No dog was ever more people-oriented than Trixie. I believe this was her nature, but her nature had been reinforced by CCI, which must train its assistance dogs to ignore other dogs when on duty with the person that it serves. She met only a few people that she didn’t like, and of course she was adored in return. At a party, she always circulated until she dropped.
She had barely enough energy to jump into the back of our SUV. Usually, she would have curled up in the cargo space and snoozed in transit.
Perhaps because we were again at the beach house but now on our way to the place that she considered home, she did not want to be separated from us. As I got behind the wheel and started the engine, Trixie scrambled out of the cargo area, into the backseat, across the console, and onto Gerda’s lap. Weighing sixty-two pounds at that time and given the appearance of greater bulk by her thick golden coat, she looked bigger than her mom. She curled up on Gerda, propped her chin on the curve of the door that might be called the windowsill, and sighed with contentment.
This is where I belong, the sigh clearly said, and it so touched Gerda that she would make no effort to dislodge her furry daughter. As we drove home, Trixie began to snore, her breath lightly steaming the side window, safe in loving arms.
Dogs might love a place, as people do, but the only place they love beyond all others is the place where you are. When we left the house on the hill, in Harbor Ridge, home would become wherever we took her.
Once the walls of our new house were framed and the windows set in place, Trixie padded room to room with tail continuously wagging. Visit after visit, her delight was obvious as she capered through the structure, as though she had developed a deep appreciation for the style of Frank Lloyd Wright, which inspired the project.
After months of watching her react with enthusiasm to the place, we suddenly realized what most appealed to her.
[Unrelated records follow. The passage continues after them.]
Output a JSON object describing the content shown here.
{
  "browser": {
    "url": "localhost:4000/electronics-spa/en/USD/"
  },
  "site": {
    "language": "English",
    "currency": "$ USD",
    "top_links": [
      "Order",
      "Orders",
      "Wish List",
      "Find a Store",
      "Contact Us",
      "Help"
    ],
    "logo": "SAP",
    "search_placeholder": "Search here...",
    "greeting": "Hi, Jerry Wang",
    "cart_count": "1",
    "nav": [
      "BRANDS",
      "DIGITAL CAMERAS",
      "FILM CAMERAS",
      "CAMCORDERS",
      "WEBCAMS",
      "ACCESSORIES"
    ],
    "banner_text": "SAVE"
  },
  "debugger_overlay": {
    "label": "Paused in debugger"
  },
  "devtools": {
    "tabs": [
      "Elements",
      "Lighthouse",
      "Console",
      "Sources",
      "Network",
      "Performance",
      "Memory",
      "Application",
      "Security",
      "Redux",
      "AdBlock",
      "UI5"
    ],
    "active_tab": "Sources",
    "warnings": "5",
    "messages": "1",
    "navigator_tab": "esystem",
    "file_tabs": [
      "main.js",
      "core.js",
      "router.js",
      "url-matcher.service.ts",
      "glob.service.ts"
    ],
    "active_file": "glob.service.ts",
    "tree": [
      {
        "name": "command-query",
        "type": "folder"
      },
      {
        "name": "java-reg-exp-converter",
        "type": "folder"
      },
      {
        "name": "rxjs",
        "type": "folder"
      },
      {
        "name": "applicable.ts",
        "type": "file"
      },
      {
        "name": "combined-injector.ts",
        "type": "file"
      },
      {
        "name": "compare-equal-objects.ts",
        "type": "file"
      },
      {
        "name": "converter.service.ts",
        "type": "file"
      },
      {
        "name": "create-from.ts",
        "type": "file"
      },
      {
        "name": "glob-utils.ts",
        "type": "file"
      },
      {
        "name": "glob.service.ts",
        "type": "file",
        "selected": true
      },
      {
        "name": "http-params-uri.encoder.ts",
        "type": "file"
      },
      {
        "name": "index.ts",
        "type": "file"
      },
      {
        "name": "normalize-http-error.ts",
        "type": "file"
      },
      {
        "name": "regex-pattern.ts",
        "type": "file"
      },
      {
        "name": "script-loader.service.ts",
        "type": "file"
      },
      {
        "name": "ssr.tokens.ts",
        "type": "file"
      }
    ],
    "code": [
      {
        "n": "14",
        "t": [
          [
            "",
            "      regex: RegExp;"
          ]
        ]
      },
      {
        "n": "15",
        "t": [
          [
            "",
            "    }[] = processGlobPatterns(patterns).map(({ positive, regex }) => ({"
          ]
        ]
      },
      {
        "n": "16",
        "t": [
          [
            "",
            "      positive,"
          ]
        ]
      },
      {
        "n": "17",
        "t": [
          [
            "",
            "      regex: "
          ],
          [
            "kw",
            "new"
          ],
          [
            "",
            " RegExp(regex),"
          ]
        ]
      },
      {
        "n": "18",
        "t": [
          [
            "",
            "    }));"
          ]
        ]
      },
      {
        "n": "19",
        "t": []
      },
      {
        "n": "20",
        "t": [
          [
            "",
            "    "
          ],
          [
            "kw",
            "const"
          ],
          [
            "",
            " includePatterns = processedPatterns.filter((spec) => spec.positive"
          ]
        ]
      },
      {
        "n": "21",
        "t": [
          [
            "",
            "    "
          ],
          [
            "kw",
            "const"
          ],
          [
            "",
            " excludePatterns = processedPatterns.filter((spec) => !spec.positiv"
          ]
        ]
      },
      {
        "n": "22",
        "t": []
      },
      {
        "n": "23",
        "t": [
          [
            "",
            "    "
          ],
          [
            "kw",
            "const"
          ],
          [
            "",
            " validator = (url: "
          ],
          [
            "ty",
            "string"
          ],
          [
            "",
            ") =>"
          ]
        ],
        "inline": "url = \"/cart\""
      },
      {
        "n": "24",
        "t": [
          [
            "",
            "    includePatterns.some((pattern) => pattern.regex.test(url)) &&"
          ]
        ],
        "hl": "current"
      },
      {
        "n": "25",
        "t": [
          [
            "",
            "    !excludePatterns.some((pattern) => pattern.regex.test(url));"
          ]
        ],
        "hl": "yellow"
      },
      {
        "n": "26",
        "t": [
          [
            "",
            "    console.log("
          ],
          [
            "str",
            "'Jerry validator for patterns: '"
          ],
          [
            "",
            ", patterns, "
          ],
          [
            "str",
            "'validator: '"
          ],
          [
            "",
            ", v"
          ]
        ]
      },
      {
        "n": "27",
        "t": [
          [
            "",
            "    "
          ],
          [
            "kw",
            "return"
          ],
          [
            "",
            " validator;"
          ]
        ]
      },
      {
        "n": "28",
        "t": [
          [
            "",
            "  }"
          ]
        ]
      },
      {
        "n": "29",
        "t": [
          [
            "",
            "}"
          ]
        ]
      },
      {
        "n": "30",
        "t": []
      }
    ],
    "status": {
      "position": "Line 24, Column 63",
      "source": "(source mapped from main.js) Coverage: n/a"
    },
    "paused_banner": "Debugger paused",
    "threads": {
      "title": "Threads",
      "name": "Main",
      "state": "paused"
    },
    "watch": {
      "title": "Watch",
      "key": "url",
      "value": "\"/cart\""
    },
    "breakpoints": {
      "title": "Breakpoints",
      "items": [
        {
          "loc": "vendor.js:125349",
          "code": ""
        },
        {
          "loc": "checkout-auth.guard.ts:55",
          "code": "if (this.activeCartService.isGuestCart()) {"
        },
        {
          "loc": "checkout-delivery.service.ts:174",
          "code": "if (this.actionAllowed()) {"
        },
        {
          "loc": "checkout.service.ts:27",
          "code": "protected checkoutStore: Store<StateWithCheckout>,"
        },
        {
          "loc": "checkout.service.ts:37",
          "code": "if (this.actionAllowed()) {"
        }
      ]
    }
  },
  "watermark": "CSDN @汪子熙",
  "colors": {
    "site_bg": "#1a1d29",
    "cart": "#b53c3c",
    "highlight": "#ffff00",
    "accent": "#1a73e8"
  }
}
Our Harbor Ridge house was Victorian, with French windows set well above her head. In the new house, windows in many rooms were instead five feet wide and extended ceiling to floor. When the view mattered, that entire wall of a room was one large-paned window beside another, expansive sweeps of wood-framed glass that brought the outer world into the house. In Harbor Ridge, she could glimpse the outside only through a few French doors. In the new place, she could see nature wherever she went, and this sent her spirit soaring.